In this National Intelligence Bulletin…
- InFocus: SHTF Risks through 2020
- GOP politicos in Texas on being ‘turned blue’
- Far Left Politics Roll-Up
- Klarman on “social friction” and economic conditions
- Summers: U.S. risks hyperinflation
- Economic/Financial Watch commentary
ADMIN NOTE: Last night, I held January’s Intelligence Brief and Conference Call. Jamison will edit it over the weekend, and it will be available for viewing on Monday. I’ll continue to hold those sessions on the last Thursday of every month. The next Intel Brief and Conference Call will be Thursday, 28 February 2019.
InFocus: Let’s talk a bit about the next few years, with regard to SHTF events. Pending a black swan that no one can predict (a solar flare/CME, an EMP, sustained cyber attack, etc.), we do have a few known potential SHTF hurdles coming up.

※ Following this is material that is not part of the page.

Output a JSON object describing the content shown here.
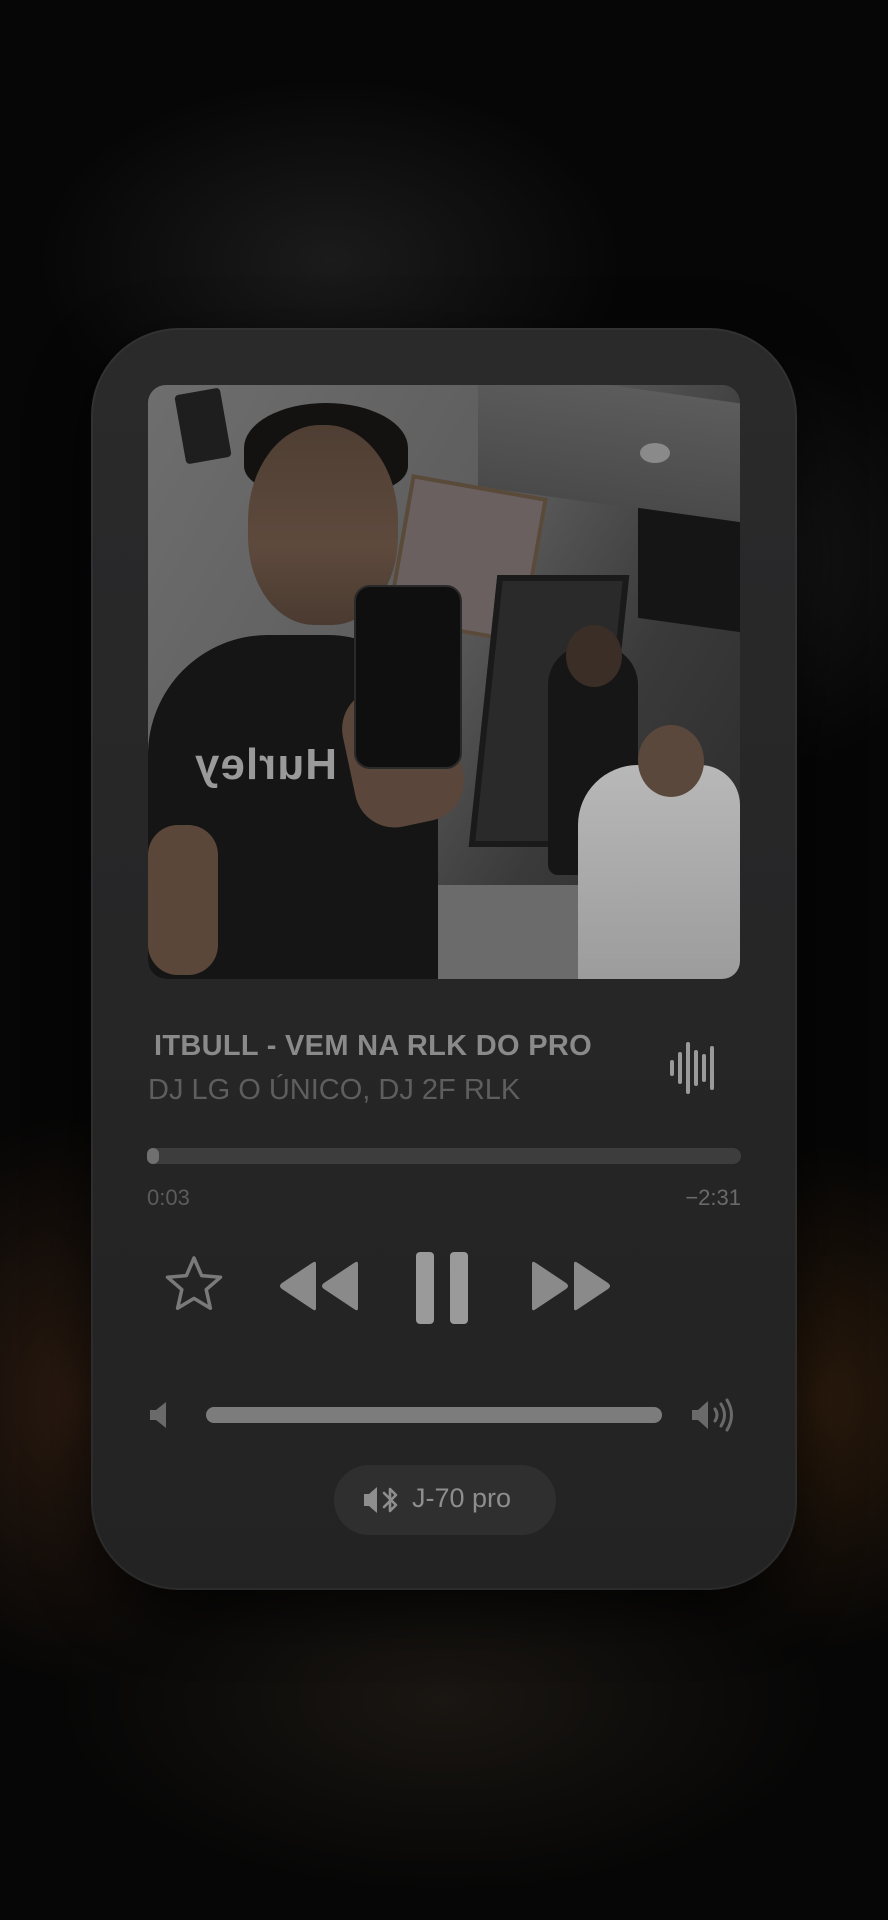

The first, which could happen before the 2020 election, is the turmoil and various effects of the Mueller report and House committee investigations into President Trump and his periphery. Democrats expect a bombshell from Mueller; most on the other side are adamant that nothing major will come of it. The truth is that no one knows what will come out of the Mueller report because his investigation is unlimited. I’m a bit more concerned, however, about House investigations. Mueller may have the appearance of impartiality — something to live up to — but the Democrat-controlled House Intelligence and Oversight committees don’t. My expectation is that House committee investigations will be deep and wide-ranging and used in a politically advantageous way; i.e., presenting findings during the 2020 campaign season. Speaker Pelosi has said that House impeachment proceedings, if they were started, would be bipartisan. She may find that position to be more malleable closer to the general election. House investigations don’t need a smoking gun to be effective; they need a ‘preponderance of the evidence’ — so much potential wrongdoing that, even if unproved, casts a shadow on President Trump. A few points could swing the entire election. That’s a worst case scenario for 2020 and could have some profound implications for social friction.

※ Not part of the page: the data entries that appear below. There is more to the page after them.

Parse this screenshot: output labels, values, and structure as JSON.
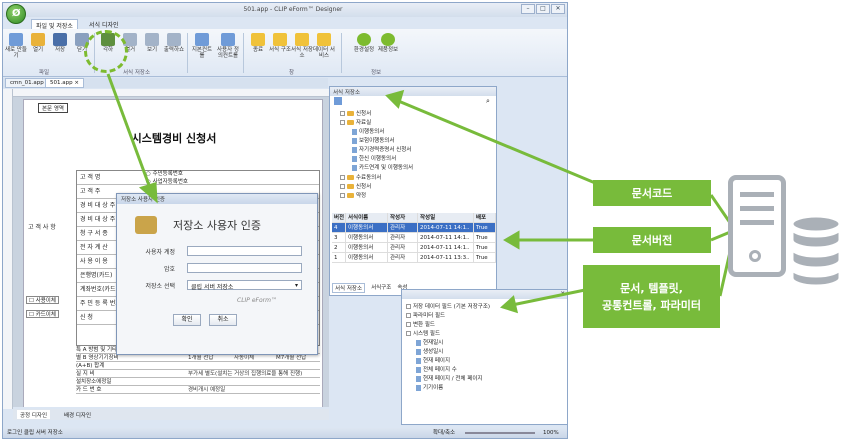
{
  "app": {
    "title": "501.app - CLIP eForm™ Designer",
    "win_buttons": [
      "–",
      "□",
      "✕"
    ]
  },
  "ribbon_tabs": [
    "파일 및 저장소",
    "서식 디자인"
  ],
  "ribbon": {
    "buttons": [
      "새로 만들기",
      "열기",
      "저장",
      "닫기",
      "각하",
      "열거",
      "보기",
      "출력하쇼",
      "지본컨트롤",
      "사용자 정의컨트롤",
      "종료",
      "서식 구조",
      "서식 저장소",
      "데이터 서비스",
      "환경설정",
      "제품정보"
    ],
    "groups": [
      "파일",
      "서식 저장소",
      "창",
      "정보"
    ]
  },
  "doc_tabs": [
    "cmn_01.app",
    "501.app ×"
  ],
  "document": {
    "label": "본문 영역",
    "title": "시스템경비 신청서",
    "left_label": "고 객 사 항",
    "rows": [
      "고 객 명",
      "고 객 주",
      "경 비 대 상 주",
      "경 비 대 상 주",
      "청 구 서 종",
      "전 자 계 산",
      "사 용 이 용",
      "은행명(카드)",
      "계좌번호(카드번호)",
      "주 민 등 록 번호",
      "신 청"
    ],
    "checks": [
      "사용이체",
      "카드이체"
    ],
    "radios": [
      "주민등록번호",
      "사업자등록번호"
    ],
    "bottom_rows": [
      "특 A 방범 및 기타",
      "별 B 영상기기장비",
      "(A+B) 합계",
      "실 지 비",
      "설치장소에정일",
      "카 드 번 호"
    ],
    "bottom_right": [
      "1개월 선납",
      "자동이체",
      "M7개월 선납",
      "부가세 별도(설치는 거상의 집행의료을 통해 진행)",
      "경비개시 예정일"
    ]
  },
  "login": {
    "bar": "저장소 사용자 인증",
    "heading": "저장소 사용자 인증",
    "id_label": "사용자 계정",
    "pw_label": "암호",
    "repo_label": "저장소 선택",
    "repo_value": "클립 서버 저장소",
    "brand": "CLIP eForm™",
    "ok": "확인",
    "cancel": "취소"
  },
  "repo_panel": {
    "title": "서식 저장소",
    "tree": [
      "신청서",
      "자료실",
      "이행동의서",
      "보험이행동의서",
      "자기경력증명서 신청서",
      "한신 이행동의서",
      "카드연계 및 이행동의서",
      "수료동의서",
      "신청서",
      "약정"
    ],
    "columns": [
      "버전",
      "서식이름",
      "작성자",
      "작성일",
      "배포"
    ],
    "rows": [
      [
        "4",
        "이행동의서",
        "관리자",
        "2014-07-11 14:1..",
        "True"
      ],
      [
        "3",
        "이행동의서",
        "관리자",
        "2014-07-11 14:1..",
        "True"
      ],
      [
        "2",
        "이행동의서",
        "관리자",
        "2014-07-11 14:1..",
        "True"
      ],
      [
        "1",
        "이행동의서",
        "관리자",
        "2014-07-11 13:3..",
        "True"
      ]
    ],
    "tabs": [
      "서식 저장소",
      "서식구조",
      "속성"
    ]
  },
  "struct_panel": {
    "tree": [
      "저장 데이터 필드 (기본 저장구조)",
      "파라미터 필드",
      "변환 필드",
      "시스템 필드",
      "현재일시",
      "생성일시",
      "현재 페이지",
      "전체 페이지 수",
      "현재 페이지 / 전체 페이지",
      "기기이름"
    ]
  },
  "bottom_tabs": [
    "공정 디자인",
    "배경 디자인"
  ],
  "status": {
    "left": "로그인 클립 서버 저장소",
    "zoom_label": "확대/축소",
    "zoom": "100%"
  },
  "callouts": {
    "code": "문서코드",
    "version": "문서버전",
    "resources_1": "문서, 템플릿,",
    "resources_2": "공통컨트롤, 파라미터"
  },
  "colors": {
    "accent": "#78bb3b",
    "window": "#dce6f3",
    "selected": "#3b6fc4",
    "server": "#aab0b7"
  }
}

The second is the economic downturn. As I said last night, I expect a recession is more likely to begin in 2020 than in 2019. Economic conditions right now, as they’re measured, are strong. The global economy, however, is beginning to slow. There are some domestic economic factors that appear to be slowing down as well, but most analysts are projecting positive economic growth for the foreseeable future. A deal between President Trump and China’s Xi Jinping that alleviates tariffs and trade fears is going to give a boost to economic conditions and morale, and they could reach an agreement before March’s new tariff deadlines.

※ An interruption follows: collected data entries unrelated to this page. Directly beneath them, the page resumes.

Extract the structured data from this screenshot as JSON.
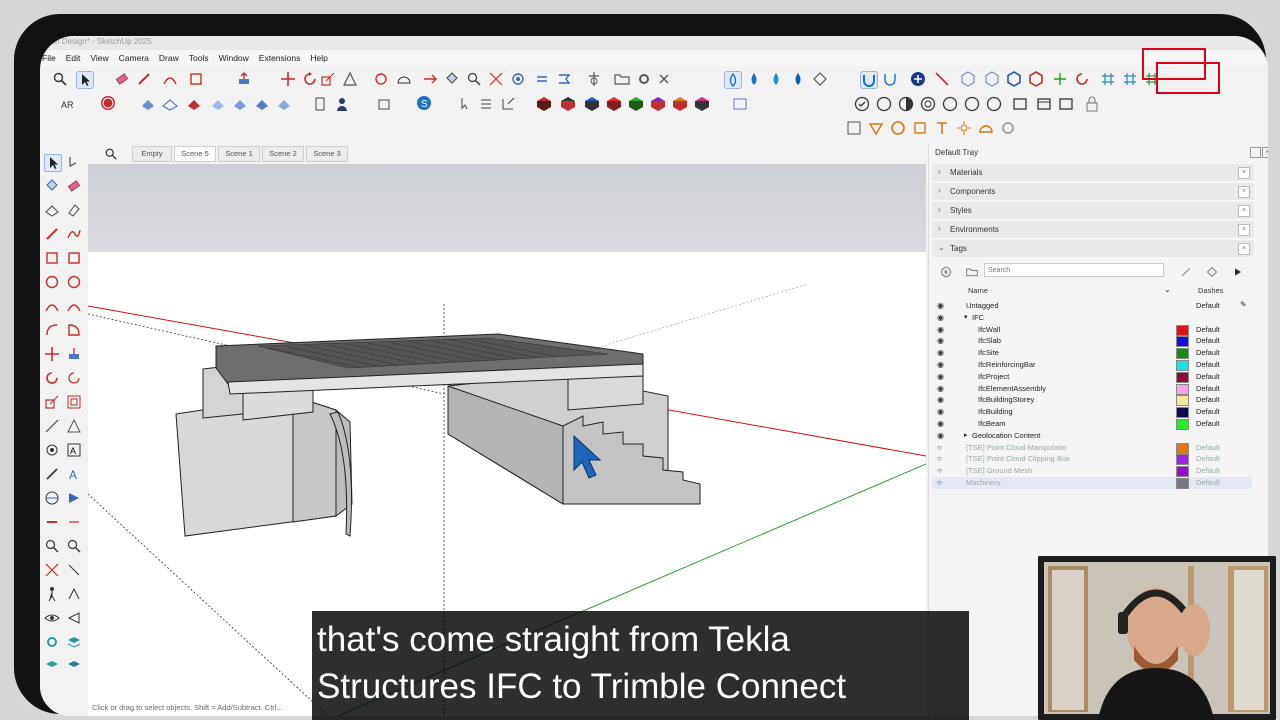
{
  "window": {
    "title_fragment": "...on Design* - SketchUp 2025"
  },
  "menu": [
    "File",
    "Edit",
    "View",
    "Camera",
    "Draw",
    "Tools",
    "Window",
    "Extensions",
    "Help"
  ],
  "scenes": {
    "tabs": [
      "Empty",
      "Scene 5",
      "Scene 1",
      "Scene 2",
      "Scene 3"
    ],
    "active": "Scene 5"
  },
  "tray": {
    "title": "Default Tray",
    "panels": [
      "Materials",
      "Components",
      "Styles",
      "Environments",
      "Tags"
    ],
    "tags_search_placeholder": "Search",
    "columns": {
      "name": "Name",
      "dashes": "Dashes"
    },
    "rows": [
      {
        "name": "Untagged",
        "indent": 0,
        "color": "",
        "dashes": "Default",
        "visible": true,
        "expand": ""
      },
      {
        "name": "IFC",
        "indent": 1,
        "color": "",
        "dashes": "",
        "visible": true,
        "expand": "▾"
      },
      {
        "name": "IfcWall",
        "indent": 2,
        "color": "#e01010",
        "dashes": "Default",
        "visible": true,
        "expand": ""
      },
      {
        "name": "IfcSlab",
        "indent": 2,
        "color": "#1010e0",
        "dashes": "Default",
        "visible": true,
        "expand": ""
      },
      {
        "name": "IfcSite",
        "indent": 2,
        "color": "#108f10",
        "dashes": "Default",
        "visible": true,
        "expand": ""
      },
      {
        "name": "IfcReinforcingBar",
        "indent": 2,
        "color": "#10e8e8",
        "dashes": "Default",
        "visible": true,
        "expand": ""
      },
      {
        "name": "IfcProject",
        "indent": 2,
        "color": "#8b0a3a",
        "dashes": "Default",
        "visible": true,
        "expand": ""
      },
      {
        "name": "IfcElementAssembly",
        "indent": 2,
        "color": "#f6a6e4",
        "dashes": "Default",
        "visible": true,
        "expand": ""
      },
      {
        "name": "IfcBuildingStorey",
        "indent": 2,
        "color": "#f4e89a",
        "dashes": "Default",
        "visible": true,
        "expand": ""
      },
      {
        "name": "IfcBuilding",
        "indent": 2,
        "color": "#0a0a55",
        "dashes": "Default",
        "visible": true,
        "expand": ""
      },
      {
        "name": "IfcBeam",
        "indent": 2,
        "color": "#22ee22",
        "dashes": "Default",
        "visible": true,
        "expand": ""
      },
      {
        "name": "Geolocation Content",
        "indent": 1,
        "color": "",
        "dashes": "",
        "visible": true,
        "expand": "▸"
      },
      {
        "name": "[TSE] Point Cloud Manipulator",
        "indent": 0,
        "color": "#e07810",
        "dashes": "Default",
        "visible": false,
        "expand": ""
      },
      {
        "name": "[TSE] Point Cloud Clipping Box",
        "indent": 0,
        "color": "#a020e0",
        "dashes": "Default",
        "visible": false,
        "expand": ""
      },
      {
        "name": "[TSE] Ground Mesh",
        "indent": 0,
        "color": "#9010d0",
        "dashes": "Default",
        "visible": false,
        "expand": ""
      },
      {
        "name": "Machinery",
        "indent": 0,
        "color": "#777788",
        "dashes": "Default",
        "visible": false,
        "expand": ""
      }
    ]
  },
  "status": {
    "hint": "Click or drag to select objects. Shift = Add/Subtract. Ctrl..."
  },
  "subtitle": {
    "line1": "that's come straight from Tekla",
    "line2": "Structures IFC to Trimble Connect"
  },
  "colors": {
    "highlight_box": "#e0001b",
    "axis_red": "#d01010",
    "axis_green": "#30a030"
  }
}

But as we move closer to 2020, gloomier financial forecasts and conditions could precipitate a recession. That’s a chief concern of the White House economic council, specifically that premature talk of a recession affects economic psychology. The economy is made of transactions, so if Americans begin to spend less and save more, corporations hold off on investments and capital expenditures, inventories begin to build up, companies are ordering less products, so on and so forth, we could see a sharper slowdown. If Americans are fearful of a 2008 all over again, then some of those effects could be more blunt. As for a 2008 redux, the next recession will be painful but I don’t expect it to be as bad. Rather than a traditional “economic collapse” scenario, I think 2020 is more likely to usher in a “lost decade” scenario of post-recession low growth, poor stock market performance — something that Bridgewater’s Greg Jensen described as “protracted” at Davos last month. Frankly, by 2030, a recession in 2020 should be the least of our worries. The average pension fund is predicated on seven percent growth in the stock markets. Once managers, pensioners, and pension-contributers realize that pension funds are going backwards — and many are actually already facing a funding shortfall — then the crisis will begin heating up. We’ll probably see sovereign debt crises, 2008-esque panics, and it’s going to get worse in the United States because our fiscal conditions are so dire. There’s a $184 trillion shortfall — unfunded liabilities — over the next 30 years. More Americans will have growing troubles retiring, but with underfunded pensions and a lack of jobs, I think we could be headed for a windfall for the Democrats. Consider this: between the effects of the recession on employment and economic opportunity, low growth, higher taxes across the boards, and the extreme actions the Treasury Department and Federal Reserve will pursue to make up those funding shortfalls, I think we’re likely to see a shift towards left wing populism, which represents our third significant “SHTF risk” within the next decade.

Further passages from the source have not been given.